The first Maserati Ghibli (named after the Sahara desert wind) from 1966 has a sensational body. After leaving Bertone, Giugiaro designed it in just three months for Carrozzeria Ghia (suffice it to say: Karmann Ghia). He himself still considers the “Ghibli” his most attractive creation. A flat top, long hood and a short passenger compartment together with a distinctive hatchback – seldom did dynamism and elegance enter into such an intimate connection. By his own account Giugiaro included the long hood to “underscore the presence of the powerful engine”. Together with the rear section that drops in a gentle curve down to the waistline it characterizes the noble and simultaneously sporty appearance of the “Ghibli”. It is difficult to find a car with such perfect proportions. In 1968 the “Ghibli Coupé” was complemented by a two-seater “Spyder”, likewise designed by Giugiaro.
Battista and Sergio Pininfarina masterminded only few vehicles themselves. However, these include such pioneering designs as the “Cisitalia 202 GT” from 1946 and the Alfa Romeo “Spider” (nickname: “Osso di Sepia”) from 1966. But over the years numerous budding designers worked for Pininfarina, resulting in the one or other automobile icon. As Pininfarina is closely connected with Ferrari, the Ferrari “Dino 206 GT” must be mentioned here. It was produced between 1969 and 1974, with Aldo Brovarone designing the body for Pininfarina. As he was lacking the “dodici cilindri” typical for Ferrari and only had a V6-engine, it was marketed under the “Dino” brand (Dino was the name by which Enzo Ferrari’s son Alredo, who died young, was known and after whom numerous racing cars were named). The “Dino” was the first sports car with a central motor Ferrari mass produced. As for the magnificent design, simply see for yourself!
Founded in 1919 by Ugo Zagato and headquartered in Rho near Milan, Zagato is one of the oldest existing car body designers in Italy. And one of the most individual to boot. A Zagato is always a Zagato no matter for which manufacturer it was produced, and they were and still are numerous. From an early stage Zagato championed lightweight bodywork and aerodynamic features. They are particularly specialized in making Gran Turismo models (often prototypes based on mass-produced cars), of which often only one exists and which they always succeed in lending an extravagant touch.

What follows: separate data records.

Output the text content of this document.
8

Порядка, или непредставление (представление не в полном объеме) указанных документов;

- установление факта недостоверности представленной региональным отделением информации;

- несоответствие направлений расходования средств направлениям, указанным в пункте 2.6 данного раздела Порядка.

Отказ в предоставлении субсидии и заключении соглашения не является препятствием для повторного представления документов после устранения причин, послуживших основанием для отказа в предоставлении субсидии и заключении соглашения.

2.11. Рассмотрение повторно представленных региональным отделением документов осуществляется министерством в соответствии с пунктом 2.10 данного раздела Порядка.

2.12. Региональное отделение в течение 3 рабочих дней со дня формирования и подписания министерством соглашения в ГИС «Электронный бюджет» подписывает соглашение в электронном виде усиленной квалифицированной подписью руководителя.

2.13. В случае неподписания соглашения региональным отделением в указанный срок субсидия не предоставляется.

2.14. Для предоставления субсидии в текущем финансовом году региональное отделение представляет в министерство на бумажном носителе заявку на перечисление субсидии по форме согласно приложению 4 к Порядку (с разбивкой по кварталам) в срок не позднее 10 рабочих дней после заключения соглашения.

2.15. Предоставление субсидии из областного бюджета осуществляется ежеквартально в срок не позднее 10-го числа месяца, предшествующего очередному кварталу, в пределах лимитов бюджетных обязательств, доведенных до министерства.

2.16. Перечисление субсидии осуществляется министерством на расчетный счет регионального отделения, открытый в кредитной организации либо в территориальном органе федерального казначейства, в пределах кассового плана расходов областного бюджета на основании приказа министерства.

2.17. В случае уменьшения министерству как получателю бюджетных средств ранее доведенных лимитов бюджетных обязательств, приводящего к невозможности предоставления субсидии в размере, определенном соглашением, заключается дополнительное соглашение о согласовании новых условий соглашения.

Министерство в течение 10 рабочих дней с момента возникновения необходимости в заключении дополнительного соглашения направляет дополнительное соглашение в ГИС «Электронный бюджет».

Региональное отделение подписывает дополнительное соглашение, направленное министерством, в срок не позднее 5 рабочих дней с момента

So which Zagato should we choose? The Aston Martin “DB4 GT Zagato” designed in the early sixties by Ercole Spada would be an excellent choice, but it is only half Italian. So let us opt instead for the Lancia “Fulvia Sport” from 1965, a standard model that has racing features.

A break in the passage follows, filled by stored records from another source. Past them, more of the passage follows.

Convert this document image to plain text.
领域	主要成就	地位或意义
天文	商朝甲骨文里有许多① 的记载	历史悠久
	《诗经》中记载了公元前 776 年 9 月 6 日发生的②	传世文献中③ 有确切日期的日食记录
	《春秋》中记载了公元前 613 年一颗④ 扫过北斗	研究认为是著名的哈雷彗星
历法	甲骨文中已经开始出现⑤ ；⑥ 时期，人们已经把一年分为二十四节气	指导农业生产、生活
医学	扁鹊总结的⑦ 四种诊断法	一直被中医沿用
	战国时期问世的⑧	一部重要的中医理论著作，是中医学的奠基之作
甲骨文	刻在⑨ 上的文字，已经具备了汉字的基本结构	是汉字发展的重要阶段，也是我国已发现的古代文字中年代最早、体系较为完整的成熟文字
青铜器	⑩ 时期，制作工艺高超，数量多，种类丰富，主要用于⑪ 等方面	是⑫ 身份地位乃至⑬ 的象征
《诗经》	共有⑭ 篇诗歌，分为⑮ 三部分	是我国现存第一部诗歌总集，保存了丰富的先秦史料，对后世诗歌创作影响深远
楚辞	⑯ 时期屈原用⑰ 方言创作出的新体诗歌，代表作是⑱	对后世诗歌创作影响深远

Visually, the “Coupé” differs completely from the other versions and involved a great deal of manual work. In mechanical terms the Sport is identical to the “Fulvia 1.2 Coupé”. It has improved aerodynamics, reduced weight thanks to its aluminum body, while changes to gear ratios made for greater driving enjoyment. The rear window opens electrically for better ventilation inside. With the characteristic, upward curve of the rear side window and parallelogram shaped headlights integrated into the front grille the “Fulvia Sport Coupé” remains a singular appearance.